Hinsichtlich dieser Forderungen Putins ist der Politikwissenschaftlers Johannes Varwick, Professor für Internationale Beziehungen und europäische Politik an der Martin-Luther-Universität Halle-Wittenberg, der Ansicht, dass der Westen möglicherweise zu wenig Bereitschaft gezeigt hat, auf die russischen Kerninteressen einzugehen und deshalb nicht alle Möglichkeiten ausgelotet hat.
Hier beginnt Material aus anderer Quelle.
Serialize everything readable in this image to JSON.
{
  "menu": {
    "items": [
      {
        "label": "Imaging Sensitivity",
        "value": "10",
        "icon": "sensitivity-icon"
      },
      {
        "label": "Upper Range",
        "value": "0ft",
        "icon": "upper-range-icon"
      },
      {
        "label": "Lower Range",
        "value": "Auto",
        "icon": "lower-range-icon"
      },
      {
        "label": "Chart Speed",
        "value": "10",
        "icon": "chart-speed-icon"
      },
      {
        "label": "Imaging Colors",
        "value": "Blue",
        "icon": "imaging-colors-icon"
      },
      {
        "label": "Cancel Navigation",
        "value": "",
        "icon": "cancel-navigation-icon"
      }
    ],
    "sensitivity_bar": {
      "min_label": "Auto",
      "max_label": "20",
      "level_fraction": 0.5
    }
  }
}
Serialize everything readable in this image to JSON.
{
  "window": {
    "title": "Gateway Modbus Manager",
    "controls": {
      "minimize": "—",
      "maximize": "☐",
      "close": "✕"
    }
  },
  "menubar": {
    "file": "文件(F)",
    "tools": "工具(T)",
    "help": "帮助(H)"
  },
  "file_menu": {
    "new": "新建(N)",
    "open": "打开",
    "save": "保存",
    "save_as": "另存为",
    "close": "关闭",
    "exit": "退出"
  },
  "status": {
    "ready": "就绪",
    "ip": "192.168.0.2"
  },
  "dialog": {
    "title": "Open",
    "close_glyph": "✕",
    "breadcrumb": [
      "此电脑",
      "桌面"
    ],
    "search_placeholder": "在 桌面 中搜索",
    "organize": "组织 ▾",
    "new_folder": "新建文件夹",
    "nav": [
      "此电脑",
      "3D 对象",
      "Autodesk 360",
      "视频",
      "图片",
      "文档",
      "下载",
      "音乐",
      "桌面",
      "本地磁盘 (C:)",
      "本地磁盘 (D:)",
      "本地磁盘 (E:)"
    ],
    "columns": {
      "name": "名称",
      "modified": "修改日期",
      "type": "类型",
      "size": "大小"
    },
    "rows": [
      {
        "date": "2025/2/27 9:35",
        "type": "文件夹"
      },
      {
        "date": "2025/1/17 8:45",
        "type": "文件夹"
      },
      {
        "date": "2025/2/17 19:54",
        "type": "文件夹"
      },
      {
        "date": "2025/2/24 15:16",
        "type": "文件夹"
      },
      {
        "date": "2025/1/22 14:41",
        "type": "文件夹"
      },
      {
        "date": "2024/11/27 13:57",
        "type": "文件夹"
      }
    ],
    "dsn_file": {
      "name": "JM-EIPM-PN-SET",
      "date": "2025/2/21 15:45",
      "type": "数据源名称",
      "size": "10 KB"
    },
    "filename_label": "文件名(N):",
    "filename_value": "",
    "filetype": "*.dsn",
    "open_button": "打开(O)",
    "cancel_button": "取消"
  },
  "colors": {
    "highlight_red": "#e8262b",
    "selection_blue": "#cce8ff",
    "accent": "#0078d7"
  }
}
Wir hätten nicht verstanden, dass die Ukraine zu den Kerninteressen Russlands zählt. Es hätte die Chance gegeben, mit einem neutralen Status der Ukraine eine Eskalation zu verhindern.

Varwick wörtlich: "Hätte der Westen das Angebot Russlands angenommen, über eine Neuordnung der Sicherheitsordnung Europas zu reden, dann hätte die Situation vielleicht entschärft werden können. Aber der Westen wollte nicht auf Russland eingehen, und nun ist diese westliche Strategie gescheitert. Das Beharren auf unseren Prinzipien war falsch. Jetzt befinden wir uns in der schlechtesten aller denkbaren Situationen." Es sei sogar nicht auszuschließen, dass Putin, wenn man ihn weiter unter Druck setzt, einen Nuklearkrieg beginnt. Er handle schon lange nicht mehr rational. Varwick mahnt deshalb, dass wir diesen Krieg zu Ende denken müssen und nicht in eine Dauereskalation mit Russland kommen dürfen.

Zunahme der Spannungen schon seit 2021

Bei den hektischen diplomatischen Bemühungen der letzten Wochen ist auch der Umstand zu wenig beachtet worden, dass es bereits im April 2021 erste Berichte gab, dass Russland seine Truppen an der Grenze zur Ukraine deutlich verstärkt hat, so dass zu einem ersten verbalen Schlagabtausch zwischen den USA und Russland bezüglich der Sicherheit der Ukraine kam. Die Warnungen vor russischen Truppenverstärkungen, Truppenverlegungen und nicht abgezogenen Einheiten nach Manövern zogen sich dann über den Sommer und den Herbst hin, wobei es nach einem Gipfeltreffen in Genf im Juni zwischen den Präsidenten der USA und Russland Hoffnung auf ein Abklingen der Spannungen zwischen den beiden Ländern gab. Doch dann fanden Manöver der USA und anderer NATO-Staaten mit der Ukraine im Schwarzen Meer statt, die zu neuen Spannungen führten.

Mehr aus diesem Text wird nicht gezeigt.